Individual contributions occur within a context and culture. Participants can use the following questions to think about the possible actions they identified and how they might engage successfully:
What is the culture in which this group operates, as well as the culture of the group itself?
What trust and social capital have I built with group members and which ones?
How alike or different is the contribution I want to make from how I normally act in this group? How might this affect how it will be perceived or received?
How might my default style help or inhibit me successfully making the contribution I've identified?
How might I modify my tone, expression, language, et al in order to have people truly hear the value of my contribution(s)?

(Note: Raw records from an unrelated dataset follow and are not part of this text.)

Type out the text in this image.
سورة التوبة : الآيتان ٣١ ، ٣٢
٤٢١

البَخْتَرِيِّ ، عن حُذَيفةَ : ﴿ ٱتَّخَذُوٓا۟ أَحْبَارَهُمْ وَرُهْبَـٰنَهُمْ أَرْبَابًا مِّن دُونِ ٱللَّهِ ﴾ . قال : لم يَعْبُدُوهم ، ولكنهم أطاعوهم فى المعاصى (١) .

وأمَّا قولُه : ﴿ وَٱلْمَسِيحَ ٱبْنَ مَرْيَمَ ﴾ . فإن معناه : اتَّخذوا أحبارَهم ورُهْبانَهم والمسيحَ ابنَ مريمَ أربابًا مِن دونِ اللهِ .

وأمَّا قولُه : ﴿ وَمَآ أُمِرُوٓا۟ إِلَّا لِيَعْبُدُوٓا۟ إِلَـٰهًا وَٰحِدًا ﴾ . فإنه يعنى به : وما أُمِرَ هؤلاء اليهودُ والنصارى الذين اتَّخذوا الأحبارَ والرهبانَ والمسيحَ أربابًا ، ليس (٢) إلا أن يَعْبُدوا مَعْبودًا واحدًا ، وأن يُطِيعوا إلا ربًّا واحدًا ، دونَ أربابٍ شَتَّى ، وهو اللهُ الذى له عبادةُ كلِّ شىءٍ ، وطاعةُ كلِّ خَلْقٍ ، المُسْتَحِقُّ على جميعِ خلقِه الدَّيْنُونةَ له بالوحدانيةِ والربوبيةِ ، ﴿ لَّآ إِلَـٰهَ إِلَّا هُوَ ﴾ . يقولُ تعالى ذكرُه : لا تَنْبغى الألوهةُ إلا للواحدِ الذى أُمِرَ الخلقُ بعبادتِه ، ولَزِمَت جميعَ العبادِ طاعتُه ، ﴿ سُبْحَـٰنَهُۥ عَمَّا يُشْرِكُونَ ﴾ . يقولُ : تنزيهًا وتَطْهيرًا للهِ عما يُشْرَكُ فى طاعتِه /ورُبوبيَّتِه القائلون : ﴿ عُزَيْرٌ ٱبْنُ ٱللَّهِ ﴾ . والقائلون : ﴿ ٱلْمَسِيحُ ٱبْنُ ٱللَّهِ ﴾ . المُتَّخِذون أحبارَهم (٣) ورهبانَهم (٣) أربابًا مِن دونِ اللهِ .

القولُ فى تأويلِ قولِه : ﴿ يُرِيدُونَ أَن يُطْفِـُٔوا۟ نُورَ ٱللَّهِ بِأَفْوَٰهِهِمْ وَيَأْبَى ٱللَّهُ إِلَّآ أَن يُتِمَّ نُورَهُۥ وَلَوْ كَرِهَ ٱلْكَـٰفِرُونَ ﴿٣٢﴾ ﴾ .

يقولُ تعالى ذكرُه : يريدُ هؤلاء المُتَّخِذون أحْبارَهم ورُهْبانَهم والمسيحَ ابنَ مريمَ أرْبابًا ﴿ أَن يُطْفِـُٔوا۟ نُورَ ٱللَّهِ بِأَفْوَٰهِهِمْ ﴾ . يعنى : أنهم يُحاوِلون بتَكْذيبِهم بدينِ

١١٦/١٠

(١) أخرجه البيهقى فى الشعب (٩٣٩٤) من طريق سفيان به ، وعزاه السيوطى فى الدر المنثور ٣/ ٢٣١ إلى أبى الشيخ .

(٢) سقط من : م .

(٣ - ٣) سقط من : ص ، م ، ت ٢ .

What, if any, observable behavior and understood data can I link my contribution to and how might I build on what others have shared?
Whose voice(s) might I amplify and support in order to advance better discussions and decisions?
Working with these two Master Key questions and making more facilitative contributions may seem unnatural for some participants. You may find it helpful to first engage participants in a discussion that elicits their commitment to making facilitative contributions.
I often share the questions for each Master Key in this PDF that they can reference. At appropriate moments, you might stop a session and invite participants to reflect on the questions in order to jumpstart them making more facilitative contributions. The questions also are effective for self-assessment and group discussion during an end-of-session evaluation.
Master Keys: Not Just for Participants
These Master Key questions are among the many that we can ask ourselves when facilitating in order to identify how we might make it easier for better discussions and decisions.
Have a situation you can’t figure out how to unlock? When all else fails, consider consulting a "locksmith", someone whose personal qualities and/or facilitation experience might help you with a stubborn group process lock for which you seek a possible key.
Contact me if a one-hour customized consultation coaching call is of interest.
Bottom Line?
Equipping participants with conversational Master Keys increases the odds that they will make more facilitative and more valuable contributions to discussions and decisions. Effective facilitators use them to do the same with their own efforts.
Getting in Action
Draw on the conversational Master Keys to inform your own contributions as a participant in a meeting or workshop. Reflect on your efforts and identify any lessons learned that can inform your subsequent efforts, either as a participant or as a facilitator.
Identify additional self-assessment questions to add to those provided for each of the Master Keys, ones you think might help participants make more facilitative contributions.
Think about meetings and workshops you facilitate. Determine how you could incorporate the Master Keys concept and questions in those sessions and how you might elicit the strongest commitment from participants for their use.